The girl shook her braids. "No. Many mountain. Take you one day if gas last, never if it run out or tires break."

"Okay. Great. Got it. When I get to Lhasa, how do I find Bumba Fun?"

"Turn jeep around, drive up mountain then down mountain until you come back here. Then I take you to Bumba Fun."

Remo blinked.

"Bumba Fun is here?"

"Ray. Yes."

"Then why don't I just skip the Lhasa part and you take me to meet him here and now?"

The Tibetan girl frowned. "You not go to Lhasa?"

"I need to see Bumba Fun more."

"You could see Bumba Fun in Lhasa, too."

"How can I see him in Lhasa if he's here?"

"Bumba Fun in Lhasa and here also," the girl said.

"Are we talking about the same Bumba Fun?" Remo wanted to know.

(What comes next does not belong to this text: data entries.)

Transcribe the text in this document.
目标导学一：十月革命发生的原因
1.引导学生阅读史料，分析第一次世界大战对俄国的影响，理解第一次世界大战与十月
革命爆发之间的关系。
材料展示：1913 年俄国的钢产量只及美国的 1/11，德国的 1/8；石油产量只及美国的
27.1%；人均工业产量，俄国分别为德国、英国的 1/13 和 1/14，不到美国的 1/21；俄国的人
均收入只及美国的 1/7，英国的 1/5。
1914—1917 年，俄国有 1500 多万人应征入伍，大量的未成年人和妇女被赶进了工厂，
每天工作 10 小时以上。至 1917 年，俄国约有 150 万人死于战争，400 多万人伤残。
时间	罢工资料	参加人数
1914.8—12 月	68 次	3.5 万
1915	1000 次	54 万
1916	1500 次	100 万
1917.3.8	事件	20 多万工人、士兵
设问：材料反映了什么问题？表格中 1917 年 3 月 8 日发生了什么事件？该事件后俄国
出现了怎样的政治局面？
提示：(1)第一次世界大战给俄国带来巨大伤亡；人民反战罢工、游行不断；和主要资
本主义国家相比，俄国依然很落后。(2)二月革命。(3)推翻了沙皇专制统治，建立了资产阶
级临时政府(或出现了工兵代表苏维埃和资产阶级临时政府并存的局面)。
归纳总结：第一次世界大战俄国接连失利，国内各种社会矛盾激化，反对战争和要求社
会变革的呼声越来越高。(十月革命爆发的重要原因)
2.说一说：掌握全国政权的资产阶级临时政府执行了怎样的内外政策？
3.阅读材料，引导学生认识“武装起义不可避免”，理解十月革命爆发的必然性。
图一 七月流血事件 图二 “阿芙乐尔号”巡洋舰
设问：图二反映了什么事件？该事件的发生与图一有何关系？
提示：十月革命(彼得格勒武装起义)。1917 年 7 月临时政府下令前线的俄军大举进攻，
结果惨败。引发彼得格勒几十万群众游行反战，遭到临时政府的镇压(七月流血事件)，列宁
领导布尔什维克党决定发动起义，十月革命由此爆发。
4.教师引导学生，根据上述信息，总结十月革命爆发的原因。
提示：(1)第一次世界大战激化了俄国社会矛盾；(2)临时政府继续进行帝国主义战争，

"How many Bumba Funs you know?"

"I don't know any. How many are there?"

The girl scrunched up her face. "Fifty, maybe sixty Bumba Funs."

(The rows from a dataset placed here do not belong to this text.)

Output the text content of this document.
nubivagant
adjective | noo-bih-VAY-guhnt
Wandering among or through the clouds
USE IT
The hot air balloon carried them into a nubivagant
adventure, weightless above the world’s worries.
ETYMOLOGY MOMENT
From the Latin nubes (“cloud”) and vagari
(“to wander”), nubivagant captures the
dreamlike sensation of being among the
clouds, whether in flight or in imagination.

"How do I know where I find the right one?"

"All Bumba Funs are correct." The woman looked at Remo with about as much puzzlement, Remo figured, as he was looking at her. Finally she said, "You go to Lhasa to see Bumba Fun or you see Bumba Fun here?"

"I'll settle for the local Fun," said Remo, getting out of the jeep.

"Come this way," invited the girl.

"Why did everyone clap when I drove up?" Remo asked, just to keep a fascinating conversation going.

"At first they think you Chinese."

"Tibetans applaud the Chinese?"

The girl shook her braided hair. "Beijing insist when Chinese come, we clap to make them feel welcome even though in our hearts we want for ravens to pluck out their eyes."

"Oh."

"We call it the clapping tax."

The girl took him to a tent on the outskirts of the village and swept the entrance flap aside.

"I present to you Bumba Fun," she said.

Remo stepped in. The interior of the tent was thick with a smoky buttery odor he associated with Lobsang Drom. It was dark. There was light coming down from the smoke hole in the center of the tent roof, and it made a bright circle. Around the edge of the circle was shadow mixed with stale yak dung smoke hanging still in the air.

The man seated outside the circle of light looked old. He was big, and reminded Remo of a Mongol, except for the turquoise buttons in his earlobes and the bright red yarn interwoven in his thick hair. He looked up with one brown eye like a tiger's-eye agate. The other eye was a blind milky pearl.

"What your name, chiling?" he asked.

"Around here they call me Gonpo Jigme," Remo told him.

Behind him the Tibetan girl gasped. Bumba Fun opened his good eye to its widest.